What officials said about very low inflation readings
Governor Sanjay Malhotra, speaking at a post-MPC press conference, said the central bank continues to aim firmly at the 4% target and that 0.2% to 0.25% inflation is “too low” for India. He said recent prints have been heavily shaped by base effects and unusually sharp corrections in food prices. The RBI has also pointed to food supply dynamics as a factor that can influence inflation outcomes, including higher kharif output, strong rabi sowing, healthy reservoir levels and better soil moisture. These comments reinforce the RBI’s preference for inflation that is anchored around the target, rather than persistently below it.
Key numbers at a glance
Market and policy implications: what the mix signals
With the repo held at 5.25% and the stance kept neutral, the RBI is signalling policy continuity while acknowledging a tougher inflation-growth mix. The downgrade in FY27 growth to 6.6% points to rising uncertainties, including the global backdrop and energy prices mentioned by the RBI. At the same time, the upward revision in FY27 CPI inflation to 5.1%, and the projection of 5.9% for Q3, highlights why the RBI is not shifting its stance decisively. The renewed inflation targeting framework through March 2031 adds an anchor for expectations, with the midpoint at 4% and a clearly defined tolerance band. In that context, the RBI’s updated FY27 inflation path becomes a key reference for how quickly inflation can move back toward the midpoint.

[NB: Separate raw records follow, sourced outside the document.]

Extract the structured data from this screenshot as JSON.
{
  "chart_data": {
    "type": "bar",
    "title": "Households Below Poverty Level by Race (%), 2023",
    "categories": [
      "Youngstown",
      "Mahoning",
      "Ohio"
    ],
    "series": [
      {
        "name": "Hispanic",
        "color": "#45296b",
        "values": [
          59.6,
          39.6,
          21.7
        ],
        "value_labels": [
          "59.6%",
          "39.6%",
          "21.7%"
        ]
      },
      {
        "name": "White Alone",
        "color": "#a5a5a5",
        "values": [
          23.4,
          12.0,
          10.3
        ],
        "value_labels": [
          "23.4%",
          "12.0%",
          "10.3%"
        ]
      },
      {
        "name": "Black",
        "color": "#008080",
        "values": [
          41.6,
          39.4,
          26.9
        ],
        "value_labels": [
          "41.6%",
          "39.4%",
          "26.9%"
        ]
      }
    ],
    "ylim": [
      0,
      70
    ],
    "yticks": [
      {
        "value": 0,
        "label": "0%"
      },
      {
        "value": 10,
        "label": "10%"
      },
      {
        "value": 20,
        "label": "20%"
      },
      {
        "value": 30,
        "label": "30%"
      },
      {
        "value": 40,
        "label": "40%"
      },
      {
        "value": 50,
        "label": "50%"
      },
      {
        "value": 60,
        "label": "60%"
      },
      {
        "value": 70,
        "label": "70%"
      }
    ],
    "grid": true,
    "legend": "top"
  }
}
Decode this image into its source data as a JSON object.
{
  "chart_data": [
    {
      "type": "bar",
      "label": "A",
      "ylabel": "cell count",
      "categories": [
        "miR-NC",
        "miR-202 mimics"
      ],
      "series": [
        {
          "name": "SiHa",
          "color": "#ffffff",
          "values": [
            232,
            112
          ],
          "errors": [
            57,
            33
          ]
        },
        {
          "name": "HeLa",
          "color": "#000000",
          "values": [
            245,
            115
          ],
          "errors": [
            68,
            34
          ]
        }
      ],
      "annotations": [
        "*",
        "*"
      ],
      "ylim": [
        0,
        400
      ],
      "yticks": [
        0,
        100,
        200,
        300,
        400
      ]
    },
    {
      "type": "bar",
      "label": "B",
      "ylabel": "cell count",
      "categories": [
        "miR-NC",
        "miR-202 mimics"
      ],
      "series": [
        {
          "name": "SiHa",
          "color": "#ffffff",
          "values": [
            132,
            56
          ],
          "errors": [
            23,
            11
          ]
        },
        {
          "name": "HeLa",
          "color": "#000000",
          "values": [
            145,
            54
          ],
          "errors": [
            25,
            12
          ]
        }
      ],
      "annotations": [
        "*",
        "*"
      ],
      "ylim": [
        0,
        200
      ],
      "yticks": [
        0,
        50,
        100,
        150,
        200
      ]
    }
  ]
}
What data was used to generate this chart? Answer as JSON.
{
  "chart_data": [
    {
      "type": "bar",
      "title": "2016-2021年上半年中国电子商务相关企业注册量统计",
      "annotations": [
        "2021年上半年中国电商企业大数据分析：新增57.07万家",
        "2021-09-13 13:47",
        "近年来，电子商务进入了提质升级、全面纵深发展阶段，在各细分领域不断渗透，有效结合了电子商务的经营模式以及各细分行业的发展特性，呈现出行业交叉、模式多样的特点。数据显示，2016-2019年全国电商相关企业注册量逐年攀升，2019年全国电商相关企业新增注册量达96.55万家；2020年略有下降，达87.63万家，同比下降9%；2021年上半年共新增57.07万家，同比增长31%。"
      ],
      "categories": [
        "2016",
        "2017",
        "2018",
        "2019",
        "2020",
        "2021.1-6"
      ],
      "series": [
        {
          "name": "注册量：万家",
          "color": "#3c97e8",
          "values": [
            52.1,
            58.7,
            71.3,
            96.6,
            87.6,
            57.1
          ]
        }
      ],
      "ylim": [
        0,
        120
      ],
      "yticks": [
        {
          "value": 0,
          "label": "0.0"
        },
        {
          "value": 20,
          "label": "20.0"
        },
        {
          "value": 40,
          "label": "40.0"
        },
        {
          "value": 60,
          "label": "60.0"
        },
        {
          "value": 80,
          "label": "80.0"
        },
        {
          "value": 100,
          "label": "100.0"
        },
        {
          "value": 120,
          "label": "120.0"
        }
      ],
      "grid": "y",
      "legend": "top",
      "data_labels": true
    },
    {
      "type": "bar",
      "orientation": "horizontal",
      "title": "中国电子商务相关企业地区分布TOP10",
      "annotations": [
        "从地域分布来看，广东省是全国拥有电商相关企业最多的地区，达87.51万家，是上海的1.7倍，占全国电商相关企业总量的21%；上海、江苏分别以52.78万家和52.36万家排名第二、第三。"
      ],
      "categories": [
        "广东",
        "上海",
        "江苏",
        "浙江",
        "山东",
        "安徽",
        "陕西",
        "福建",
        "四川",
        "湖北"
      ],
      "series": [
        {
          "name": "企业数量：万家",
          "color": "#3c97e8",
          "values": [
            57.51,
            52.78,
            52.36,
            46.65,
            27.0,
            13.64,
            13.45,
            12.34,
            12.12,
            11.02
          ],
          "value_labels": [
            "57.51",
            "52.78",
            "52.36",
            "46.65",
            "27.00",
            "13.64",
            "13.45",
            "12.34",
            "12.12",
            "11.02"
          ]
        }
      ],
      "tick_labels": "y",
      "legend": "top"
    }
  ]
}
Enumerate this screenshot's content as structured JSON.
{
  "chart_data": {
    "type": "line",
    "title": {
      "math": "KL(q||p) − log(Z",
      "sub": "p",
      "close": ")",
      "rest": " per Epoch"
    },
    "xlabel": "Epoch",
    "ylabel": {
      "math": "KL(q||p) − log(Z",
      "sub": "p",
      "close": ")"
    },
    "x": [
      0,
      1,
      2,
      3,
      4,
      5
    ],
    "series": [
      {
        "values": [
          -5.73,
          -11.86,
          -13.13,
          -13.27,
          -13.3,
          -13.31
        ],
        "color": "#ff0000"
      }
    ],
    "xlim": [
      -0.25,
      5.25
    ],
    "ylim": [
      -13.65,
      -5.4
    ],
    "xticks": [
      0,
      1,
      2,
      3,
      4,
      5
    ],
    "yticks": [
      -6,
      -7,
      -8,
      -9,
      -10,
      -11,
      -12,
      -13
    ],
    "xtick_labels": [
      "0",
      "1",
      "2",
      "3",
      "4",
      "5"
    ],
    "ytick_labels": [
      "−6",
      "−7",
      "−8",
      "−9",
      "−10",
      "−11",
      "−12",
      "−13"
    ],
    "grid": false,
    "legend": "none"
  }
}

Conclusion: steady rates, sharper inflation focus
The June 5, 2026 decision kept the repo rate unchanged at 5.25% and retained the neutral stance, but it also brought a lower FY27 growth forecast of 6.6% and a higher FY27 CPI inflation projection of 5.1%. Alongside this, the government and RBI have retained the 4% inflation target with a ±2% band through March 2031, with officials arguing continuity supports credibility amid frequent external shocks. Over the next policy meetings, investors are likely to track whether the projected quarterly inflation path, particularly the 5.9% print projected for Q3, moderates in line with the RBI’s assumptions and how the growth-inflation trade-off evolves under the renewed framework.